Digital transformation in the banking sector brings a new revolution for the banking industry

June 23, 2017

Although banks are considered pioneers of process automation, they now find themselves playing catch-up in today’s consumer-led, digitized financial services landscape. Insurgent financial technology competitors are disrupting traditional banking worldwide, bringing to market an assortment of digitally innovative, multi-channel banking solutions.

Banks need to embrace three key facets of this service approach: 

A command of open banking APIs

Banks can leap into digitization using application programming interfaces (API), which enable them to share data with developers and third-party partners. These partners can then develop valuable service offerings, such as mobile payment applications and peer-to-peer lending solutions. Banks must also be willing to tweak their role as active participants, but not necessarily owners, of the end-to-end customer experience.

A shift to solutions assembly

With the BaaS model, banks act as assemblers of financial management solutions, using componentized capabilities that facilitate plug-and-play operations. Componentization also promotes reuse, standardization and cost reduction.

A focus on innovation and the user experience

Provisioning data to external partners can facilitate innovative customer-oriented products, such as virtual intelligent banking assistants. These offerings could grow the customer base while simultaneously reducing costs.

Where exactly is the value in digital banking?
Our modeling indicates that European retail banks that pursue a full digital transformation, pulling all improvement levers, can realize improvements in earnings before interest, taxes, depreciation, and amortization of more than 40 percent over the next five years. Almost two-thirds of this potential value comes from the impact of digital on the cost base and loss provisions rather than from revenue uplift, which is why a focus beyond front-end investments is critical.

While the cost-saving opportunity for banks comes in many forms and touches every area of the bank, there are two areas that are especially significant and represent the bulk of the value: automation of servicing and fulfillment processes and migration of front-end activity to digital channels. On automation, European banks can realize 40 to 90 percent cost reductions in a range of internal processes through careful deployment of work-flow tools and self-servicing capabilities for customers and staff. On front-end transformation, beyond diverting existing branch activity into digital channels, digital tools can also be used to augment frontline servicing (for example, with iPad forms rather than paper forms, or videoconference access to specialists to maximize their utilization)—easily doubling staff productivity and enhancing the customer experience.

How to go digital

Going digital  does not have to mean millions in new investment dollars or convulsive upheaval in IT. Sizable investment will no doubt be necessary in some areas, but in general, many of the elements banks need to exploit this opportunity may already be in place. Banks just need to leverage them better and invest in these targeted ways.
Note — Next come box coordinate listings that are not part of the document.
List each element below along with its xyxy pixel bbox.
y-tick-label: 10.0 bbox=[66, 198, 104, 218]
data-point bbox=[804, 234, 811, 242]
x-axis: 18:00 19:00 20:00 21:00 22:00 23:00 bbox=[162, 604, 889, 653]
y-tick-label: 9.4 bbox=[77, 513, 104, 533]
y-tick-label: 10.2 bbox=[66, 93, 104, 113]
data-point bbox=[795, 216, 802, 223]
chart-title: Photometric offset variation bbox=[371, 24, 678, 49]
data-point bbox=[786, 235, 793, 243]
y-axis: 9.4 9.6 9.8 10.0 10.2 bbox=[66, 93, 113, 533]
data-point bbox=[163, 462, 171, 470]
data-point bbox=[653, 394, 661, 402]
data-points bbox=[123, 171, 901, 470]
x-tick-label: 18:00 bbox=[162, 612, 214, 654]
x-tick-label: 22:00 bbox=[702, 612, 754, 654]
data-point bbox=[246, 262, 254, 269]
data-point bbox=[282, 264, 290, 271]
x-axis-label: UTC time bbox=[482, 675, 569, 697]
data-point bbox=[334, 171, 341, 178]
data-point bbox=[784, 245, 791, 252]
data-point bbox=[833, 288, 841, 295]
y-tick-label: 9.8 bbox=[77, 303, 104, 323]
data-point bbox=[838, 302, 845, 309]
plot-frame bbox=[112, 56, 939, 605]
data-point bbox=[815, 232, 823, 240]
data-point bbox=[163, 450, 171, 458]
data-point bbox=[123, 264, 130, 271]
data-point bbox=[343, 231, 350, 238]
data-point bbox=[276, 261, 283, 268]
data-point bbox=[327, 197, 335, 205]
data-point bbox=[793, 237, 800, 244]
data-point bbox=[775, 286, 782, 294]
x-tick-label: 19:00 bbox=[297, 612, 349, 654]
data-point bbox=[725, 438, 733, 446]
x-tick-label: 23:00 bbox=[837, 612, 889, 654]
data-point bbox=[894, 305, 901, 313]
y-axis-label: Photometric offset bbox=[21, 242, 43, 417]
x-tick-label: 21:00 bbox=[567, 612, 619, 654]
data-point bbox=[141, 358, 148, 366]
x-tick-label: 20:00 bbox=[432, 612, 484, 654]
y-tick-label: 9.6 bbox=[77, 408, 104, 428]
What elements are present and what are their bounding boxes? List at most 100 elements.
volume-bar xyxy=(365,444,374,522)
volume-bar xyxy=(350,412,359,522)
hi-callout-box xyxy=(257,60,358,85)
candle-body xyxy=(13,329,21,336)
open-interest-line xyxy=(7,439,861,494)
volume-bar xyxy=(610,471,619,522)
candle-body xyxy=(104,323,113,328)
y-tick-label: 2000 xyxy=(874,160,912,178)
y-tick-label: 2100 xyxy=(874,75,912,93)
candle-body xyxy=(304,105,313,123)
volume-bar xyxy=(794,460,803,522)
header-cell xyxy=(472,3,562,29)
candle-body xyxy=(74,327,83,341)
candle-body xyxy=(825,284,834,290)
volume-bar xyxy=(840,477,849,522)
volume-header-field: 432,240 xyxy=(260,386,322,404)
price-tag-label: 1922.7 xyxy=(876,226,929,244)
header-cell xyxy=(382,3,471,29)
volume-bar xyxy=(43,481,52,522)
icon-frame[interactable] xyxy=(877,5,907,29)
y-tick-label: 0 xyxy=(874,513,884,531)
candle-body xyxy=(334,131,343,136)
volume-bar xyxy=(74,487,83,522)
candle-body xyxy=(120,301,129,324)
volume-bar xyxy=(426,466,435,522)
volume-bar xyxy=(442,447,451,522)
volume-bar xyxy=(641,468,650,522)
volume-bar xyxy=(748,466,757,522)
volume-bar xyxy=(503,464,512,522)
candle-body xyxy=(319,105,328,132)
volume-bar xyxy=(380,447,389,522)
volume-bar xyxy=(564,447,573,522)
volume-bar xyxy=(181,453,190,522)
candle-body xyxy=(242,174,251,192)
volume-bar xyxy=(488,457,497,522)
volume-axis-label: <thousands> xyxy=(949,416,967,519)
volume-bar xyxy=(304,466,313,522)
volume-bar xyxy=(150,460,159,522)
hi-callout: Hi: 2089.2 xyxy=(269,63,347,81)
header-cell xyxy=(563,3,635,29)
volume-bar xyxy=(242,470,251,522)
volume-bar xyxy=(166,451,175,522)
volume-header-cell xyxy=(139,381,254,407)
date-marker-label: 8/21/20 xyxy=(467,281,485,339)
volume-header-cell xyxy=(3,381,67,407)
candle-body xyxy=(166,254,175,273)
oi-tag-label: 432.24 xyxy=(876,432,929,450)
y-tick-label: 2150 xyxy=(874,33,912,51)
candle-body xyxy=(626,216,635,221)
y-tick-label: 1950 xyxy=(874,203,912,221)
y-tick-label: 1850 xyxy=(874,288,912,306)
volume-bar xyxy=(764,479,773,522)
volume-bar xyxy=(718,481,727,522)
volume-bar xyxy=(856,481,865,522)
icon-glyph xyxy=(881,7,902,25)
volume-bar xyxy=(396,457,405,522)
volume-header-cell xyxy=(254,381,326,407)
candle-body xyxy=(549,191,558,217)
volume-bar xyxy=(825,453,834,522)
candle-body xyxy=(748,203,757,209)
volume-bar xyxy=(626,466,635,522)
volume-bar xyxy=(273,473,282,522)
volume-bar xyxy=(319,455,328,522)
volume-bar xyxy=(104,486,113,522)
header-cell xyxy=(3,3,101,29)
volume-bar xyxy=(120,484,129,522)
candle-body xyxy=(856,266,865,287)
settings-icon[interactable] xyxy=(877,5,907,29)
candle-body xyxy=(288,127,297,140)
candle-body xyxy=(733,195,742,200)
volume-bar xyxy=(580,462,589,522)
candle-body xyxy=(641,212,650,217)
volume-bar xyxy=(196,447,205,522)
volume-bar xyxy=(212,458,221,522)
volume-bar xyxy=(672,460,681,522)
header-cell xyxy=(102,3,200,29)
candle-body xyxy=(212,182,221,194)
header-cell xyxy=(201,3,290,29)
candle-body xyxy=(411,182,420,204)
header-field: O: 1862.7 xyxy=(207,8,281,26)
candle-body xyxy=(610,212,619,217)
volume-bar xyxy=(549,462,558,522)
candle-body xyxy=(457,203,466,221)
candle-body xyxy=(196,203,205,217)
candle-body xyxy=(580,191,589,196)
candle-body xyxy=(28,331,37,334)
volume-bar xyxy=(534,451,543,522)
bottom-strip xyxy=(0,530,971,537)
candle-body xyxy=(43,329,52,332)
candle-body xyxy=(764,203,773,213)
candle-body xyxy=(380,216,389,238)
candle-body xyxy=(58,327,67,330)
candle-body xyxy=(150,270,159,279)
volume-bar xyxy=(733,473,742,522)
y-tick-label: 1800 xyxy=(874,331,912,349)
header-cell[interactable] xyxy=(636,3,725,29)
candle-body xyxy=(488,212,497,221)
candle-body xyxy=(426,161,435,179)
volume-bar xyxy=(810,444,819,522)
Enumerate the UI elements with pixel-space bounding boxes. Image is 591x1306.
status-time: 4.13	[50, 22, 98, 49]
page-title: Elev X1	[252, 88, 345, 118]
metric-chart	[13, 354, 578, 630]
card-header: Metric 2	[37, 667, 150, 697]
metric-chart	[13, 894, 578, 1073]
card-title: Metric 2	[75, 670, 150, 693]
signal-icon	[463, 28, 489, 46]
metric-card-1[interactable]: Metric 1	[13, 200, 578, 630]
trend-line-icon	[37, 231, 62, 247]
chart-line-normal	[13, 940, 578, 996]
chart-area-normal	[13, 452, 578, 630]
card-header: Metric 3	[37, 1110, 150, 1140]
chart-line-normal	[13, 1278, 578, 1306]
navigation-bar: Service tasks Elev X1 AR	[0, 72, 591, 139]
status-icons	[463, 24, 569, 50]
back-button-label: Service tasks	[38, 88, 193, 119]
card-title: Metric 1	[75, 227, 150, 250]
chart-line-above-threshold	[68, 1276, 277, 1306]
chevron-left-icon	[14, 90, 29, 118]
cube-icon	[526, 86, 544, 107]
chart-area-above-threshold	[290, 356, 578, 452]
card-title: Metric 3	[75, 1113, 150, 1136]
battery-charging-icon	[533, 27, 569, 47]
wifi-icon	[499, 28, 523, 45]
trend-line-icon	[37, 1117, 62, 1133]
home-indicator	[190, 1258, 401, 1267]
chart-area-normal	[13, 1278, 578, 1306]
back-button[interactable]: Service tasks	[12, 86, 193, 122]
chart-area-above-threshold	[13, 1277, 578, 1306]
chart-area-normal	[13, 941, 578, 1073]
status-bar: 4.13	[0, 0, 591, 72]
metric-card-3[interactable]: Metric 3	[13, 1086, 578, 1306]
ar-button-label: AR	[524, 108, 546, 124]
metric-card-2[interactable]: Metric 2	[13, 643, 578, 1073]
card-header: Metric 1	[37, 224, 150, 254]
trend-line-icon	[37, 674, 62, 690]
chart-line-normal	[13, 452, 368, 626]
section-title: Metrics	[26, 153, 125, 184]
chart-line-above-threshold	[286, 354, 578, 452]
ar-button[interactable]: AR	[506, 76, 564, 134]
Maximize the use of existing technology. Many banks have widely deployed imaging and work-flow systems, online servicing, capacity-management software, interactive-voice-response systems, and other connectivity and work-management technologies. But they are not using them widely or well enough. One European bank, for instance, installed a new high-resolution-imaging platform but never fully enforced its use. Customer-service representatives continued to send documentation by fax, and the poor image quality led to significant inefficiency in downstream processing. Addressing this problem requires systematic evaluation of existing capabilities, their usage rates, and barriers to adoption.

Apply lightweight technology interventions. Banks can generate significant performance gains with surprisingly small targeted investments. Examples include wider deployment of tools like e-forms and work-flow systems, which can be implemented relatively rapidly, sometimes without deep integration into complex legacy architectures. The relationship managers and underwriters at one bank, for instance, got together with IT to design a stripped-down and user-friendly online loan application. The form automatically adapts to input data and guides underwriters on which risk processes to follow.

Advantages of going Digital:

Banks Reach: Historically, rural people have not enjoyed banking services. It is hard for banks to open branches in far-flung corners of the country. With digitization, only a mobile is sufficient for transactions. As a result, people from every corner can access same functionalities. Also, online transactions have played pivotal role in e-commerce.

Access From Home: The most important benefit of digitization is that it saves our time. We no longer need to wait in queues for long hours. Almost all banking facilities can be availed through digital media from home.

Cost-Efficient Solutions: At the same time, machines can perform tasks more cheaply than humans. Whereas  salary of an employee needs to be hiked annually, cost of computation gradually decreases with time. As a result, banks will have larger profits.

Others: Curbing the use of counterfeit notes has been a challenge for years. When transactions will go completely online, this will be no longer threaten the economy.

Now, banks can easily collect feedback from customers. This will help them to provide better services. Another major advantage is that, big data analysis will help the banks to analyze data accurately leading to better decision making, more cost-effective solutions, and improved customer experience.

Researchers suggest that automation will result in lesser working hours. So, employees can be happier and more productive.